# Meguiars NXT All Metal Polish - help?



## Driven (Jul 10, 2010)

Hi All, 

Not sure why but impuslivly bough this product today.

Anyone used it before?

This OK to use on Chrome plasticy trim on a Ford? The Alloys and tail pipe?

Any tips?

Thanks!


----------



## kempe (Jan 9, 2011)

Wouldnt use it on plastic chrome there is a cleaner out there for that but on other stuff its great. Takes a while on heavy build up but leaves a nice finish :thumb:


----------



## Driven (Jul 10, 2010)

kempe said:


> Wouldnt use it on *plastic chrome there is a cleaner out there for that* but on other stuff its great. Takes a while on heavy build up but leaves a nice finish :thumb:


Cheers Mate..

Any recommendations?


----------



## CraigQQ (Jan 20, 2011)

autosol have a chrome coated plastic polish..
check google/ebay/the traders here for it


----------



## kempe (Jan 9, 2011)

CraigQQ said:


> autosol have a chrome coated plastic polish..
> check google/ebay/the traders here for it


Thank you :thumb:


----------



## Driven (Jul 10, 2010)

kempe said:


> Wouldnt use it on plastic chrome there is a cleaner out there for that but on other stuff its great. Takes a while on heavy build up but leaves a nice finish :thumb:


Just to confirm then... this stuff is OK on standard ford alloys and the tail pipe?


----------



## Bratwurst (Jan 23, 2009)

I wouldn't use it lacquered alloys myself. It's more for bare metal is it not?


----------



## Bratwurst (Jan 23, 2009)

Sorry, just read the description on Shiearama there and it does say 'all wheels'...

I'd still be pretty dubious myself as to whether this is safe or not...


----------



## Driven (Jul 10, 2010)

wee_green_mini said:


> Sorry, just read the description on Shiearama there and it does say 'all wheels'...
> 
> I'd still be pretty dubious myself as to whether this is safe or not...


Also little worried...

However another description suggesting it will be ok:

http://www.elitecarcare.co.uk/meguiars-nxt-generation-all-metal-polysh.php?cPath=24



> As All Metal Polysh cleans, it leaves a protective coating over the metal to fight corrosion and environmental degradation. The Engineered Synthetic Polymers shield the metal from moisture and contaminants to prevent future damage.
> 
> Use Meguiars All Metal Polysh on metal and chrome plated exhaust pipes, grills, wheels, and trim. Also use this polish to keep your bike components clean and shiny. It also works on all aluminium, brass, copper, silver, and other bright work components.
> 
> ...


Seems to suggest I can use it on the plasticky chrome trim on Fords also?


----------



## Bratwurst (Jan 23, 2009)

Says on Polished Bliss - "Meguiar's NXT All Metal Polysh is an advanced metal polish that cleans and protects stainless steel exhausts, chrome wheels, chrome air intakes *and all other bare metal surfaces*. Microscopic Diminishing Abrasive Technology (MDAT) removes built-up oxidation, tarnishing and staining faster and more safely than traditional abrasive polishes, while new anti-corrosive agents lock in the shine and protect against the elements."

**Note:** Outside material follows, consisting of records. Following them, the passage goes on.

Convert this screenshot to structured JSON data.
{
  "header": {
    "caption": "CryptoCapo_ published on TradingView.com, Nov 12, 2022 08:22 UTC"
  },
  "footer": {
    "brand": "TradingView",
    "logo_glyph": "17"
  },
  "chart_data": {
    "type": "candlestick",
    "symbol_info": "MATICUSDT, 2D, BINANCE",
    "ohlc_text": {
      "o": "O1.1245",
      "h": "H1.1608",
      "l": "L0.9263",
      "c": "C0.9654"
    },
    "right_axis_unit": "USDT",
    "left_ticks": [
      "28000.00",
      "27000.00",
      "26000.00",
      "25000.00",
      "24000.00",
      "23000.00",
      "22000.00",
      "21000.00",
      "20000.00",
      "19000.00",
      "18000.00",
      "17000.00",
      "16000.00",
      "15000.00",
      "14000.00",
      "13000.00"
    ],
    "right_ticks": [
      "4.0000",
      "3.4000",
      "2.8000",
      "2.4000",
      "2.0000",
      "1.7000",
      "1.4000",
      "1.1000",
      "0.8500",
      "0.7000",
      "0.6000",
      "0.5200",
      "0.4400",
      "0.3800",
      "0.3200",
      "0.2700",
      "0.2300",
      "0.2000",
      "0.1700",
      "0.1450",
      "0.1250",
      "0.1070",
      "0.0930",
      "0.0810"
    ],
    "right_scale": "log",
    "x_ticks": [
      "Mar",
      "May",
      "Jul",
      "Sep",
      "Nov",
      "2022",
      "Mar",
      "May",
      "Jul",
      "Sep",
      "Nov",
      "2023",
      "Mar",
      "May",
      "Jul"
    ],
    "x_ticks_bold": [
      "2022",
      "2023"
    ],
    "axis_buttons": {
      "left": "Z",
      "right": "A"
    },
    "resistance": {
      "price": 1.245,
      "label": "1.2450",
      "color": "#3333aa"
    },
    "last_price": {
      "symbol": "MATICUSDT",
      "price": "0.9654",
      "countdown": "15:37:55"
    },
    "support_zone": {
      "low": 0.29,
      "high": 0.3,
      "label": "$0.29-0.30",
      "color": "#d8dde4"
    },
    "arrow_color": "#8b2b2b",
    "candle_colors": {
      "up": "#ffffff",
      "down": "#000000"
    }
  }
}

This suggests it's not for painted surfaces i.e. lacquered wheels.

It's an abrasive and strong cleaner billed as a metal polish, there's no way I'd be putting it on my paint.

Edit - Hope Mr Polished Bliss is OK with me half-inching his text....
Mods - If I've broken the rules. please let me know and I'll shift it.


----------



## Driven (Jul 10, 2010)

wee_green_mini said:


> Says on Polished Bliss - "Meguiar's NXT All Metal Polysh is an advanced metal polish that cleans and protects stainless steel exhausts, chrome wheels, chrome air intakes *and all other bare metal surfaces*. Microscopic Diminishing Abrasive Technology (MDAT) removes built-up oxidation, tarnishing and staining faster and more safely than traditional abrasive polishes, while new anti-corrosive agents lock in the shine and protect against the elements."
> 
> This suggests it's not for painted surfaces i.e. lacquered wheels.
> 
> ...


Thanks - looks like I've bought a product just for the tile pipes then LOL


----------



## Bratwurst (Jan 23, 2009)

The PB is very similar to Meguiars own, so I reckon forget the other that say it's safe and go with the manufacturer (as always really)

http://www.meguiars.co.uk/product/228

Quite misleading on some other sites I must say...


----------



## Driven (Jul 10, 2010)

wee_green_mini said:


> The PB is very similar to Meguiars own, so I reckon forget the other that say it's safe and go with the manufacturer (as always really)
> 
> http://www.meguiars.co.uk/product/228
> 
> Quite misleading on some other sites I must say...


Thanks. That link suggests it's all ok then even on the plastic bits! Damn thing LOL.


----------



## Robw757 (Mar 7, 2011)

Megs NXT metal polish is great stuff, but as mentioned I would only use it on tailpipes, door kick plates, and under-bonnet brightwork. Most definitely not your shiny laquered alloy wheels


----------



## LeeH (Jan 29, 2006)

Do not use this on paint or metals/alloys with a clear coat finish!


----------